During shooting, she lets go of the scenario; the film is born. During editing, she lets go of the shots; the film grows. She herself disappears into the background and lets the film exist. Akerman's films are underground experiments in the vein of Paul Morrissey and Andy Warhol and symbols of the free cinema of the 1970s.
Chantal Akerman was born in Brussels in 1950. After her training at the Belgian film institute INSAS she moved to New York, from where she made her seventies films.
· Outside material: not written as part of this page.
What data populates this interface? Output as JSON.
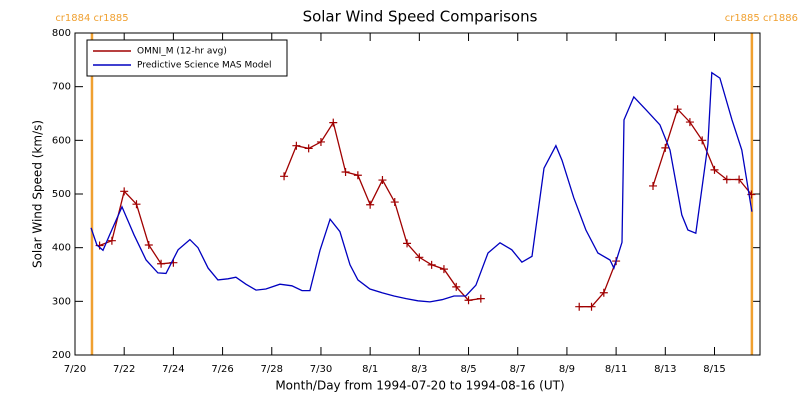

Nowadays Akerman works from France.News from home (Belgium/France 1976)
In the course of travellings or long fixed panoramas of New York (subway, streets, facades) which sketch her life in the background, the filmmaker reads the letters of her mother from Belgium, the umbilical cord with her family story.
Saute ma ville (Belgium 1968)
Chantal Akerman is 18 and starts her oeuvre with a bomb in the kitchen: a burlesque pamphlet against housework, May '68-style.
Tearing up the kitchen, dirtying the walls, rubbing polish on the calves... Humming along to a scintillating finale.
La chambre (Belgium/France 1972)
A long, slow panoramic shot spins around the room several times, without stopping.
On the bed Chantal Akerman. First motionless still, and when the camera passes again, eating an apple.
Both a mysterious self-portrait of the filmmaker in her favourite spot, and the equivalent of a still life in her cinema.